General information
- Type: Utility aircraft
- National origin: Slovenia
- Manufacturer: LIBIS aircraft (Letalski Inštitut Branko Ivanuš Slovenija)
- Designer: Marjan Slanovec
- Status: 1 airplane in civil use as oldtimer
- Primary user: Slovenian aero clubs
- Number built: 9

History
- Introduction date: 1966
- First flight: 1965
- Retired: 1973
- Developed from: LIBIS KB-6

= LIBIS 180 =

Slovenian aircraft

The LIBIS 180 is a Slovenian sporty three-seater mixed-construction aircraft, mostly wooden with a tail wheel, designed and produced at LIBIS aircraft during Yugoslavian period.
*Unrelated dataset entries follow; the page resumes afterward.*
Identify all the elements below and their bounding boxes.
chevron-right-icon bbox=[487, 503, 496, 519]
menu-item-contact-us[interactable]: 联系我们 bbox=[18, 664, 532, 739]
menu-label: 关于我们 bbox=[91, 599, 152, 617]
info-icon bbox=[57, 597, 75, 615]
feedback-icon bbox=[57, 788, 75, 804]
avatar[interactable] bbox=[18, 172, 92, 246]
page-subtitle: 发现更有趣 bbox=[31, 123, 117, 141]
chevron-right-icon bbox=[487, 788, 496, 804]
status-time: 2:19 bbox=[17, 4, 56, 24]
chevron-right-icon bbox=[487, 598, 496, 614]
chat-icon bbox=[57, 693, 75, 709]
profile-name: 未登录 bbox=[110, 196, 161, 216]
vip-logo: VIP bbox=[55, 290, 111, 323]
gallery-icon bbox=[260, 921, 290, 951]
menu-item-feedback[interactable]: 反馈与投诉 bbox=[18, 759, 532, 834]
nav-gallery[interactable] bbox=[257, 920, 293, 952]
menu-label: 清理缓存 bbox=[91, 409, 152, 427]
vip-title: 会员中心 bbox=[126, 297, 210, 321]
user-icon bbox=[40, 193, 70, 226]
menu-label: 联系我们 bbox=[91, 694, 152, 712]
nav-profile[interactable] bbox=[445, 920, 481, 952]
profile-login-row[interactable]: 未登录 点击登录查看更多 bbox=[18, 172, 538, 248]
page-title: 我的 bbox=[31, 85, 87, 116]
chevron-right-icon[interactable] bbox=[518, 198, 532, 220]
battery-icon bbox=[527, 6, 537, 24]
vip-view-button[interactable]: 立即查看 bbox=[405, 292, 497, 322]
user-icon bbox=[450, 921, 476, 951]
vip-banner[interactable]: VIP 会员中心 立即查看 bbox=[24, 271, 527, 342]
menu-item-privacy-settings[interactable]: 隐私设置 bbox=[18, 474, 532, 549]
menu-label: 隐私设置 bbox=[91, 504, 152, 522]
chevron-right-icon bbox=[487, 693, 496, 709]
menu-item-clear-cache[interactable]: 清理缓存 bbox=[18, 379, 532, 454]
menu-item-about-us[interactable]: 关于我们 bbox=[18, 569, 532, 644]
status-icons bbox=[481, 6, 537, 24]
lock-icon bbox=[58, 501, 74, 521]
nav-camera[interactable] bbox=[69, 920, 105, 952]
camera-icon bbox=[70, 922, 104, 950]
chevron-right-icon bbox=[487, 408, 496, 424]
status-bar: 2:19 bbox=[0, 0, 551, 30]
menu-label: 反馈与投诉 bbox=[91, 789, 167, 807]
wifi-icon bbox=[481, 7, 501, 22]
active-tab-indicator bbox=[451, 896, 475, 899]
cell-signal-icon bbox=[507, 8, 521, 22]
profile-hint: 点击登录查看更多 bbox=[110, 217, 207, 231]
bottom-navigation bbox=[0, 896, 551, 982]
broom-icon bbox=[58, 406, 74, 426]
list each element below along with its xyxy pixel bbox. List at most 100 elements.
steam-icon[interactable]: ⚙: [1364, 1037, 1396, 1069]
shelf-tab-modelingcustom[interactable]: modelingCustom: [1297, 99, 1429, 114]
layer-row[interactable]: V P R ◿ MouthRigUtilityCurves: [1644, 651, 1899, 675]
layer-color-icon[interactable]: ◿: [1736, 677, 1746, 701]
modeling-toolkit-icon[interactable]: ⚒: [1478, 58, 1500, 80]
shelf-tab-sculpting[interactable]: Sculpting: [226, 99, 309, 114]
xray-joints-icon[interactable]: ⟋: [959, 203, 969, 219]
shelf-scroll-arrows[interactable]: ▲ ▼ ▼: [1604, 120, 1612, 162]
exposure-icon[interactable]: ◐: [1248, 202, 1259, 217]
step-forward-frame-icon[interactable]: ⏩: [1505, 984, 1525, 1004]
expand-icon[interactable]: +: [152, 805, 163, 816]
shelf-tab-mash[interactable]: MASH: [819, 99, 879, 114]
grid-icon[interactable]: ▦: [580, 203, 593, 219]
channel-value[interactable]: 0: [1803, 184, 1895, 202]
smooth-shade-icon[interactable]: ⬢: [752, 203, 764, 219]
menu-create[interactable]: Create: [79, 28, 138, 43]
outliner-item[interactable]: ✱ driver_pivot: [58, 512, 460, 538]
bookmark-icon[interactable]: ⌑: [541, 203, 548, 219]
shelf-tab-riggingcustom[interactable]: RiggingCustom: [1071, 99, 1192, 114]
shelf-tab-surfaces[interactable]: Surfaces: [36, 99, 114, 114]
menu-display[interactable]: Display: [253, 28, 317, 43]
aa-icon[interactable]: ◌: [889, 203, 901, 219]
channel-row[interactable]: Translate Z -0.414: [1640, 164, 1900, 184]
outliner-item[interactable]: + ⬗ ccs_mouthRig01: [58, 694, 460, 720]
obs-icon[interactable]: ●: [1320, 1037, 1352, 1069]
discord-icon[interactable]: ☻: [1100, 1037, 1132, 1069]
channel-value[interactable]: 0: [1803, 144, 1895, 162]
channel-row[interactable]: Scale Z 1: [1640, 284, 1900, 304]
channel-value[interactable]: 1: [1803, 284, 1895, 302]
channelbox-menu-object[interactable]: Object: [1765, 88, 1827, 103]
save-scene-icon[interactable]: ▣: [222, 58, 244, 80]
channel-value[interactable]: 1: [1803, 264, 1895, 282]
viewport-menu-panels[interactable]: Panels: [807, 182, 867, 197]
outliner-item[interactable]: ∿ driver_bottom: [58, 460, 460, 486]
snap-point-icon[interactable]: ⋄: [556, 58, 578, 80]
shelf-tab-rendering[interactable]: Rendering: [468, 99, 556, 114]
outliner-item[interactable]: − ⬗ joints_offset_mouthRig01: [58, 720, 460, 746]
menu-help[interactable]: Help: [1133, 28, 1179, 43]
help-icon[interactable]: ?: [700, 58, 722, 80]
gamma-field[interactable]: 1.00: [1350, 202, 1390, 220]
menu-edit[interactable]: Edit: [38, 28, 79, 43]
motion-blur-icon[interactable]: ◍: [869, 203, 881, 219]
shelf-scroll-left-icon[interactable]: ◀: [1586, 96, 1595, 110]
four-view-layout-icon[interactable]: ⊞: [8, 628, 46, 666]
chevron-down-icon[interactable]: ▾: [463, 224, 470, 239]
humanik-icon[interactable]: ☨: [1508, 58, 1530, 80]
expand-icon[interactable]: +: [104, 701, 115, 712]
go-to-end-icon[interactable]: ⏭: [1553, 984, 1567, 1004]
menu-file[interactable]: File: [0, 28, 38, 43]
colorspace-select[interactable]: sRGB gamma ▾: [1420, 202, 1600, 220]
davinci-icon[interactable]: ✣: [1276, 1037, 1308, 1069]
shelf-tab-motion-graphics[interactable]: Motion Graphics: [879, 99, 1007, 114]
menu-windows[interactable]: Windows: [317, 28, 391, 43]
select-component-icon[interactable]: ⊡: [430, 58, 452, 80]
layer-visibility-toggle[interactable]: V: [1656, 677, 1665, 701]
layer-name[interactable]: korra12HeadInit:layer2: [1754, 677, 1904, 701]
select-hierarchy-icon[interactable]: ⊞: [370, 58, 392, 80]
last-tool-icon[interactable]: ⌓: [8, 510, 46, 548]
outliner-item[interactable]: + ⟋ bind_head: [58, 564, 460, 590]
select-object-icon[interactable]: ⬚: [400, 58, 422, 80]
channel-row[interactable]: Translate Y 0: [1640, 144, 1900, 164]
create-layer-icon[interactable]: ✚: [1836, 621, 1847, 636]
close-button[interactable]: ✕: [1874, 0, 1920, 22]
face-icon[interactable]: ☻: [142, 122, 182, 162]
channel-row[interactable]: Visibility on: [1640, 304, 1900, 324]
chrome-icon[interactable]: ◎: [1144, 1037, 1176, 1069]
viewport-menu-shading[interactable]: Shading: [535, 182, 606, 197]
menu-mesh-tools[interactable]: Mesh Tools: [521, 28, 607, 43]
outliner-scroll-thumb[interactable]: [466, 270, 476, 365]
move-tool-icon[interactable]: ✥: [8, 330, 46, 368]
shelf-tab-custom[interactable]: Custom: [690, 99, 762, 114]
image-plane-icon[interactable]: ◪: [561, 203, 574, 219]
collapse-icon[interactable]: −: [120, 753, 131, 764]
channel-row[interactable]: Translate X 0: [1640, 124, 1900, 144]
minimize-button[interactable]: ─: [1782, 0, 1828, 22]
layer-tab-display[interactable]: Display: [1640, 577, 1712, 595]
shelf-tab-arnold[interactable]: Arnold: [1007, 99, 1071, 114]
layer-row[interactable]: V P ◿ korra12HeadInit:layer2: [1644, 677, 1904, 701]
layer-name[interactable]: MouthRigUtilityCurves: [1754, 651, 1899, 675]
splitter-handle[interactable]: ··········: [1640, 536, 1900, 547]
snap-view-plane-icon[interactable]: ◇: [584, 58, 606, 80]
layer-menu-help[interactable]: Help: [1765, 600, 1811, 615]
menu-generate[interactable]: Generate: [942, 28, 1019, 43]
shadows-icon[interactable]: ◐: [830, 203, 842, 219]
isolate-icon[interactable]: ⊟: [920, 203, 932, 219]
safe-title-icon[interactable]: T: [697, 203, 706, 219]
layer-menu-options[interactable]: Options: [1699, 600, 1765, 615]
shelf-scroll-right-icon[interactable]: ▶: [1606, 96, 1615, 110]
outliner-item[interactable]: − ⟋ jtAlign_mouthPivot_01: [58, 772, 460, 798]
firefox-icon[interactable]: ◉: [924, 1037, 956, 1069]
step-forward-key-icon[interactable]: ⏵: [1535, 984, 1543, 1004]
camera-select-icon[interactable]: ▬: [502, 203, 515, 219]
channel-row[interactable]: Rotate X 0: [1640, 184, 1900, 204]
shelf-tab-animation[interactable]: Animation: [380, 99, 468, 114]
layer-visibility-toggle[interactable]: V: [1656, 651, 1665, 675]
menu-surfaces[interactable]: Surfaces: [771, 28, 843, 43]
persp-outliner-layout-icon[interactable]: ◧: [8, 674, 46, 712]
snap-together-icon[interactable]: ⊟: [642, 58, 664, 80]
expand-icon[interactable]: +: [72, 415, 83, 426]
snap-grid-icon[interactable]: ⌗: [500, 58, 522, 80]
It was used for training, towing gliders, for tourist flights and throwing skydivers. LIBIS 180 represented the further development of the popular school KB-6 Matajur, but was more demanding to fly than the KB-6, because it didn't have an aerodynamic twist to the wing it was difficult to land and did not forgive pilot mistakes at low speed. LIBIS 180 was the first aircraft produced in Yugoslavia, using plastic materials: the bonnet, wing tips and propeller cap were made of glass fibers. The plane has a seat arrangement: two at the front one behind, and a fourth fuel tank is a fuel tank.

The only existing LIBIS 180 (291-11/YU-CVR) has been preserved and is being restored to air-worthy condition at the Maribor aviation centre.

Three LIBIS 180 aircraft visited Klagenfurt, with registration codes YU-CVO, YU-CVP, and YU-CVR.